Jefferies, a lifetime resident of Lancaster, says the discount stores help him save money during tough times. In fact, dollar stores have become his top destination for everything from candy to holiday greeting cards.
“Where else are you going to go and get a box of Christmas cards for $2.50?” Jefferies asked. “It’s much cheaper than other places you go in.”
Shameka Grier often travels to dollar stores around Lancaster, searching for the best deals on household cleaning supplies. She shops at the Dollar General off North Main Street, not only to save money each month, but because the staff is courteous.
“They’re very respectful, the employees. They’re very nice to you,” Grier said.
Grier says she prefers dollar stores to larger super stores because she doesn’t have to deal with the long lines and bustling crowds.
“I can come in and get out faster here,” she said.
Diane Barnes, who lives in Lancaster and works for a nonprofit agency, said she shops at Dollar General for specific items. She usually buys her cleaning supplies there, and always stops by to browse the store’s wide selection of greeting cards.
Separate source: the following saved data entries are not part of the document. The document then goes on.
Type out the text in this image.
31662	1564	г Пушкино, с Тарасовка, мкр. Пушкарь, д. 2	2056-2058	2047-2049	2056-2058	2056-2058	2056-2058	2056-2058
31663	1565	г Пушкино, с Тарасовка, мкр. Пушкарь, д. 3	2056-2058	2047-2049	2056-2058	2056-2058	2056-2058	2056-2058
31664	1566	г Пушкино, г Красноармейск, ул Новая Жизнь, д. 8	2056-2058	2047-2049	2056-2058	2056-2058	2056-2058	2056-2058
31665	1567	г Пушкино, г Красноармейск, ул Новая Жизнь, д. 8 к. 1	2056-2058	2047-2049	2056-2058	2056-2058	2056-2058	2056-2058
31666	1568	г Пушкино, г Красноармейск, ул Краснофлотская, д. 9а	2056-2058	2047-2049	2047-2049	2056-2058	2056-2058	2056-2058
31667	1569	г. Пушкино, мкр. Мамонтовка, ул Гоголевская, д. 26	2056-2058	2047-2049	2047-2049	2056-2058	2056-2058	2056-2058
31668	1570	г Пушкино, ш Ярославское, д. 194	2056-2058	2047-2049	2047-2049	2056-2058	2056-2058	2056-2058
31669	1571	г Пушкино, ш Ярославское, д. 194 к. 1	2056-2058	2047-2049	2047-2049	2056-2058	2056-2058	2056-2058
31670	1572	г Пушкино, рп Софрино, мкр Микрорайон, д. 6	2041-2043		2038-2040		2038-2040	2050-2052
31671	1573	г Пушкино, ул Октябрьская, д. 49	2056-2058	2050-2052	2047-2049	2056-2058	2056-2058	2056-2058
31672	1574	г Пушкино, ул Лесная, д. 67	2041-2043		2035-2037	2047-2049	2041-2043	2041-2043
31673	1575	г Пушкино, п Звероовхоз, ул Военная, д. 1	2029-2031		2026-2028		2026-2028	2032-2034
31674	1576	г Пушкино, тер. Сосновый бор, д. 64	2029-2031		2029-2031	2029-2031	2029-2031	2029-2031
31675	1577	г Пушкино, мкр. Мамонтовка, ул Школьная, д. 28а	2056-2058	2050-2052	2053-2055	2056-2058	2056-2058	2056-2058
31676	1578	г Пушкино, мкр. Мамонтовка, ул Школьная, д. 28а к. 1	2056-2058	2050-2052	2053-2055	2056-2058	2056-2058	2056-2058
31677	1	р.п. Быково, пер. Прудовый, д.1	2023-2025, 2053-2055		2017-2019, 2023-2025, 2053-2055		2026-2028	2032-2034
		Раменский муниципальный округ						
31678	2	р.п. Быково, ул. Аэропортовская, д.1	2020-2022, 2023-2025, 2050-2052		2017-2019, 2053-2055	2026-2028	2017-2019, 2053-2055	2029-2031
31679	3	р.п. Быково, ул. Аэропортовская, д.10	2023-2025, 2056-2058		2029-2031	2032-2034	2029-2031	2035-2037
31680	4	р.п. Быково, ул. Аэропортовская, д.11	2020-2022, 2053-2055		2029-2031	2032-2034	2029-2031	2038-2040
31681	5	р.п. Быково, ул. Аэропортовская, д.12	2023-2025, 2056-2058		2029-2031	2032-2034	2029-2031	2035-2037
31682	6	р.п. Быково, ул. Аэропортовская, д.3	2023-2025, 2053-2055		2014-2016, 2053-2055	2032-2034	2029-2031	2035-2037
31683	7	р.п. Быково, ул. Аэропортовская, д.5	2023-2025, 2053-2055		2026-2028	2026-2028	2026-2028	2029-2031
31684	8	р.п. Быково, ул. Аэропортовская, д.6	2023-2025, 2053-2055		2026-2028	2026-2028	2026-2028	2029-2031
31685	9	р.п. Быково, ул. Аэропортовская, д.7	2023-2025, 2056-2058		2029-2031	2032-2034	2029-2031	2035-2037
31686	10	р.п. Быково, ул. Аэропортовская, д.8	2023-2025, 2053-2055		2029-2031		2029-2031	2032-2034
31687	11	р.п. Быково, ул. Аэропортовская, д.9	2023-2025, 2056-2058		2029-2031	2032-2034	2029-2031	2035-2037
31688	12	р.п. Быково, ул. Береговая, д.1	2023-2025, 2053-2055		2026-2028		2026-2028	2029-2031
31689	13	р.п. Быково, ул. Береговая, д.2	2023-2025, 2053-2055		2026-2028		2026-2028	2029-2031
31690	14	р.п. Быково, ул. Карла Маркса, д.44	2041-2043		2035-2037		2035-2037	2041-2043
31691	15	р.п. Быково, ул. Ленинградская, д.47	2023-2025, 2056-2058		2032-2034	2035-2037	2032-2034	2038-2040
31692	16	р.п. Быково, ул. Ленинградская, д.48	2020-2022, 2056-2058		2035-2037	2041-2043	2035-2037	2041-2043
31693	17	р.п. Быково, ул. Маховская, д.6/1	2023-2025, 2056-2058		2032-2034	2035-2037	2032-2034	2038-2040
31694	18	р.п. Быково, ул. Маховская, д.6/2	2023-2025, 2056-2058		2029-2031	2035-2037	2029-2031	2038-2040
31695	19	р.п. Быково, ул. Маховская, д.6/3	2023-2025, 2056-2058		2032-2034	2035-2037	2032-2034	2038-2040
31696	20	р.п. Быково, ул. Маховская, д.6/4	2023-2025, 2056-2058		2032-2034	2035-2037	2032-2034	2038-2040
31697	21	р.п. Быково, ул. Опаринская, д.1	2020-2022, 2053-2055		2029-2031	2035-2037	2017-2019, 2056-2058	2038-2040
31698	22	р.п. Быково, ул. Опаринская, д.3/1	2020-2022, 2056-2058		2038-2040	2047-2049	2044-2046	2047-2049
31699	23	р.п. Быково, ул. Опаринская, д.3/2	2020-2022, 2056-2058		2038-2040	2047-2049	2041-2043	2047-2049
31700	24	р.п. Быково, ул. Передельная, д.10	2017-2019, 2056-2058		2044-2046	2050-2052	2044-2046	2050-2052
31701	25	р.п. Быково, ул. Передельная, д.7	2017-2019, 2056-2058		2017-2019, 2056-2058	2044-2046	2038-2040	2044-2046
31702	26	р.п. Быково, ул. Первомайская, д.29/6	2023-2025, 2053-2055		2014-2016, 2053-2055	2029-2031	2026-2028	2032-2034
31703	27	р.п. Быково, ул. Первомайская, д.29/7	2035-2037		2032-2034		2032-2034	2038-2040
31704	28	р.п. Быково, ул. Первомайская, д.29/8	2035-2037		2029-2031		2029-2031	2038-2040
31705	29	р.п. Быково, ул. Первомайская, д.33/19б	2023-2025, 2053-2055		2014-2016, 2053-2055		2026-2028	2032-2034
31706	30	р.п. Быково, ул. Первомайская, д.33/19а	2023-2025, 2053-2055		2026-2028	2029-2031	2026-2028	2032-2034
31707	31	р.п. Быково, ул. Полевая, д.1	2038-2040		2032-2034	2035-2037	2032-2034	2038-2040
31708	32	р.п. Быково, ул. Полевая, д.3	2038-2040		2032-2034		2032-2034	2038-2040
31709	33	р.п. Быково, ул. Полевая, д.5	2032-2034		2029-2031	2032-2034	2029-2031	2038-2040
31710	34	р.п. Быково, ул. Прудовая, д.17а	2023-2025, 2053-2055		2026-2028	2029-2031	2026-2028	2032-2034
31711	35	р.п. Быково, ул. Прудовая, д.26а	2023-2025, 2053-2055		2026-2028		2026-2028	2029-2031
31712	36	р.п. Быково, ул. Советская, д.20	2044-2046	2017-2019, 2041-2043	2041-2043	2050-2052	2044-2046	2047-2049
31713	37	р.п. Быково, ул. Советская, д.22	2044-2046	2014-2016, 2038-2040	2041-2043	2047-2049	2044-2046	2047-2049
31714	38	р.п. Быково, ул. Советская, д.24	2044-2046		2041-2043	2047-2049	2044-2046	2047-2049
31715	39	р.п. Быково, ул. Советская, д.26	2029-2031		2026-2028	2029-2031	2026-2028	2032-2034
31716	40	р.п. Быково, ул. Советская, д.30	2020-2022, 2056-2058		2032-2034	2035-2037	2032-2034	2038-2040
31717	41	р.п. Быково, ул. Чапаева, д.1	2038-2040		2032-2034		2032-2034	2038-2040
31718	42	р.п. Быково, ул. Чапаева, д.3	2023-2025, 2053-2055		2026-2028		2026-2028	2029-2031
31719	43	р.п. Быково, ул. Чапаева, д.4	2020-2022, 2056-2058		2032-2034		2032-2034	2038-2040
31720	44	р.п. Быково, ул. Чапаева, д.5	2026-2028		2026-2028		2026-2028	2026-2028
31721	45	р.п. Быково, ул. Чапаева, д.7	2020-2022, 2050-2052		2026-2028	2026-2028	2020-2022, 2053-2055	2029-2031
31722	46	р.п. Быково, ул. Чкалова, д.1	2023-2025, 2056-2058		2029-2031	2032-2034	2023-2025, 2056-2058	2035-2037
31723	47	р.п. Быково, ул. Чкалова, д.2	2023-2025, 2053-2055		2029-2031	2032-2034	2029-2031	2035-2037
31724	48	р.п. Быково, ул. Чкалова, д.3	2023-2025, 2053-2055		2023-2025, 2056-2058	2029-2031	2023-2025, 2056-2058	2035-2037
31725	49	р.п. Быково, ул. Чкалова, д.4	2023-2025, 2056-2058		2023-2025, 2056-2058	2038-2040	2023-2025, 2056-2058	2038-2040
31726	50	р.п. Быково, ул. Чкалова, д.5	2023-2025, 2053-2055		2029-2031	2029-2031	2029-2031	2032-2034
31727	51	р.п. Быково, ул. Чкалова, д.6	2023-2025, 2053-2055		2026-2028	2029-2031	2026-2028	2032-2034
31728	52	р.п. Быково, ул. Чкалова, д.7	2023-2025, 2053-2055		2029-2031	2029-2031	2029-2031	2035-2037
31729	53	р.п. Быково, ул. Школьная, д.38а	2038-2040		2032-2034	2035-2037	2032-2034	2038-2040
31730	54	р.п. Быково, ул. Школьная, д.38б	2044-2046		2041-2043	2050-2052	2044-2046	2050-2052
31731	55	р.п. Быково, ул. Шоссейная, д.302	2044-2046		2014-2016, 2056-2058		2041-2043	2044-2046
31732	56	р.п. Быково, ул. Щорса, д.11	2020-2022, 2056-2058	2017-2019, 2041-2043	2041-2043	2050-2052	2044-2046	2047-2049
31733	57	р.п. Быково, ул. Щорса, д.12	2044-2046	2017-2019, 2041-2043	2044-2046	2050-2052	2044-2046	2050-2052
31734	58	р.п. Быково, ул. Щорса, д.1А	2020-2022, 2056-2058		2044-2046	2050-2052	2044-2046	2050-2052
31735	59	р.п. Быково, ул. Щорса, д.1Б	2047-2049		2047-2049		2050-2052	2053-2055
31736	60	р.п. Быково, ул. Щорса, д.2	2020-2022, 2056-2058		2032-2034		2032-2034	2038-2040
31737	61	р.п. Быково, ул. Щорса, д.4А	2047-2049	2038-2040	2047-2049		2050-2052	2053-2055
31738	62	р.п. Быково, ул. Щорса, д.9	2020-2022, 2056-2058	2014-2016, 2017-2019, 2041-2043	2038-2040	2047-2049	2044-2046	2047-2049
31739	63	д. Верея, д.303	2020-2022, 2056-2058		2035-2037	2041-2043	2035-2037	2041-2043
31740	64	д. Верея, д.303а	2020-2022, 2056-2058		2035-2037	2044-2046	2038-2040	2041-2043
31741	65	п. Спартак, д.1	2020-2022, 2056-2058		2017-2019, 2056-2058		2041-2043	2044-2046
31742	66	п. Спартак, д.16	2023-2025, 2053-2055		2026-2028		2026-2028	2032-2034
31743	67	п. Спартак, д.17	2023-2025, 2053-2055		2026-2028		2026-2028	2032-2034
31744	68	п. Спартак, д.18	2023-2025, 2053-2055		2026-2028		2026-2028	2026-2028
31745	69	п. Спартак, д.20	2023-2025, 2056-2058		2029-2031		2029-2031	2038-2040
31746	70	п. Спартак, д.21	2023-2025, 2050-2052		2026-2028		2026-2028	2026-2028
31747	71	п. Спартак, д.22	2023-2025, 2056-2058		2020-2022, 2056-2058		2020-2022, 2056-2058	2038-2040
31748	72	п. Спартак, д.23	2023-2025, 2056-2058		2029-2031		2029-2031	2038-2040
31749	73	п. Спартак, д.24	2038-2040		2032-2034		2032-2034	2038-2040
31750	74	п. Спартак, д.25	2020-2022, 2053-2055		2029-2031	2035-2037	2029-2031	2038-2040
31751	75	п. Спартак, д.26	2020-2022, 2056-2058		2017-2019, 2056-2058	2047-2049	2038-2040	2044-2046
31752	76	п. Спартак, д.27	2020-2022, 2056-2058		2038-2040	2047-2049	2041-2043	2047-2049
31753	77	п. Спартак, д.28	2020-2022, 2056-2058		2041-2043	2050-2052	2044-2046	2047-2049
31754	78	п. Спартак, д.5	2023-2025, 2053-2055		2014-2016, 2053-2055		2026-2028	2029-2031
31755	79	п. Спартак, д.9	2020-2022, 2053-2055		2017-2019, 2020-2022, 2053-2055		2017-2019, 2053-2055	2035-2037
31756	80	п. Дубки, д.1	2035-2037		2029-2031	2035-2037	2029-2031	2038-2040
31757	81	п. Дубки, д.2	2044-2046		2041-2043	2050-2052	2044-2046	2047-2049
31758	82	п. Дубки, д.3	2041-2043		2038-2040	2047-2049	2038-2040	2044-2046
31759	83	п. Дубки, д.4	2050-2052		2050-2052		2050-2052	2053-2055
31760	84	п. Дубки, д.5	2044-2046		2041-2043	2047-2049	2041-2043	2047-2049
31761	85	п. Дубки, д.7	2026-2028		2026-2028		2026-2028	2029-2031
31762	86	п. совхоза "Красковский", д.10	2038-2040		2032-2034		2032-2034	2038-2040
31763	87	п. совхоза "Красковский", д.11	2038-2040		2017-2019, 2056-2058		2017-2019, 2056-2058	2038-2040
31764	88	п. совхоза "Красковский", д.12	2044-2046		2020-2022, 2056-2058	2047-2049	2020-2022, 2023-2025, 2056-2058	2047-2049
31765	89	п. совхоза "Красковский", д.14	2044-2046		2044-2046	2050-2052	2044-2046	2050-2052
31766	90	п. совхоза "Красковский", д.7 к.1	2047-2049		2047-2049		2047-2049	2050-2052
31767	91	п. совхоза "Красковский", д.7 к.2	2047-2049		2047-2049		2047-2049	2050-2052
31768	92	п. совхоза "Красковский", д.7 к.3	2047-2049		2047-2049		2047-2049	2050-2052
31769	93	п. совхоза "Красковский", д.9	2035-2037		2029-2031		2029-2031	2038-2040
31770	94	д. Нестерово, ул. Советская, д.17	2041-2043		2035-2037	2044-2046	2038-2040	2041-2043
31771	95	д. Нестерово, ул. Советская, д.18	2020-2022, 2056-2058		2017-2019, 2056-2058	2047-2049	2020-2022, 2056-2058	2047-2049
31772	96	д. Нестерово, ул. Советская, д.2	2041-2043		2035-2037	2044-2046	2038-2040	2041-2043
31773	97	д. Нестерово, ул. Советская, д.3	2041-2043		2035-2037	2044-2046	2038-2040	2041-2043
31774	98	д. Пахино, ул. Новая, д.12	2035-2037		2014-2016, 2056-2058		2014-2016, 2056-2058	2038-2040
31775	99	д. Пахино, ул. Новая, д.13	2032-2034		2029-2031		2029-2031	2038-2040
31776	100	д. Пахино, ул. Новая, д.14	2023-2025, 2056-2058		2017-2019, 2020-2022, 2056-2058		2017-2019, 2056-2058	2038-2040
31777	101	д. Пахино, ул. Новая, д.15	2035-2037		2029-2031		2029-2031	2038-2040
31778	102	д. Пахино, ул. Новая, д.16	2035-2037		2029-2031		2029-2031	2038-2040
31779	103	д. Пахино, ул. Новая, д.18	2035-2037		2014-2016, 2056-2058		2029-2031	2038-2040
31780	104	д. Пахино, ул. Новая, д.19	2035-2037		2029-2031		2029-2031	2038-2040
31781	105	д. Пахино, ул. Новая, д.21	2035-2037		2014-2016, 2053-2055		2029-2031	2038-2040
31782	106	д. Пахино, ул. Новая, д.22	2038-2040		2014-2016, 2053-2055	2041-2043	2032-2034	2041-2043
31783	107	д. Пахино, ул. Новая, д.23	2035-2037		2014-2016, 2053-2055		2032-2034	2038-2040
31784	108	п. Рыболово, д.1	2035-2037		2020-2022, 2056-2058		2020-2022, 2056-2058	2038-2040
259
“I come here because it’s only a dollar,” Barnes said. “People don’t realize you pay more at the grocery store for cleaning products than at a discount store. I’m a true bargain shopper.”
Sales up while economy slumps
It appears many people are turning to dollar stores to ease the strain on their wallets in a down economy.
Tawn Earnest, spokeswoman for Dollar General, says customers have been flocking to their stores to find good products at a bargain.
“Our central focus is finding value,” Earnest said. “It has been a compelling model in good times and in bad times.”
According to Dollar General’s third quarter 2008 financial statement, the company’s same-store sales are up 10.6 percent. And compared to the same time last year, sales are up 12.4 percent, from $2.31 billion to $2.60 billion.
Earnest says consumables, a category that includes cleaning products and groceries, make up almost 67 percent of Dollar General’s sales.
Josh Braverman, spokesperson for Family Dollar stores, says sales at his company have increased as well. Sales are up 2 percent “across the board” over the previous quarter.
Braverman says the chain of 5,600 stores can offer brand names at lower prices because they carry less volume of product and sell items faster. This reduces overhead costs and allows the chain to be more competitive.
That’s why, Braverman says, people are attracted to dollar stores.
“People are looking for value and convenience in this time of great necessity,” he said.
Dollar stores hot at holidays
Shopping at dollar stores has increased during the holiday season.
Mary Moore, assistant manager of the Dollar Tree in the Wal-Mart shopping center off S.C. 9 Bypass, says business began increasing the day after Thanksgiving and has not stopped.
“I guess it’s because the economy has gotten so bad,” Moore said. “It’s been really good business for about a month. It has continued to pick up and I really think we’ve done really good.”
Moore says mugs, chocolate candies, money holders, stockings and wrapping paper have been hot sellers.
Lancaster resident Sarah Bills and her friend, Tiffany Carter, were hunting at Dollar General for items to help finish their Christmas shopping, such as gift bags.
“They have a lot of little neat things here,” Bills said. “They also have lots of choices to get for little kids, like toys.”
Christine Jackson, who works at BB&T, was looking at Dollar General for items for a holiday charity drive at her daughter’s school. On her list were toothbrushes, toothpaste and other toiletries, all of which she has picked up for $1 each or less.
“They’re really a better bargain,” Jackson said. “There are a lot of people worse off than I am and I hope someone would do it for me if I needed it.”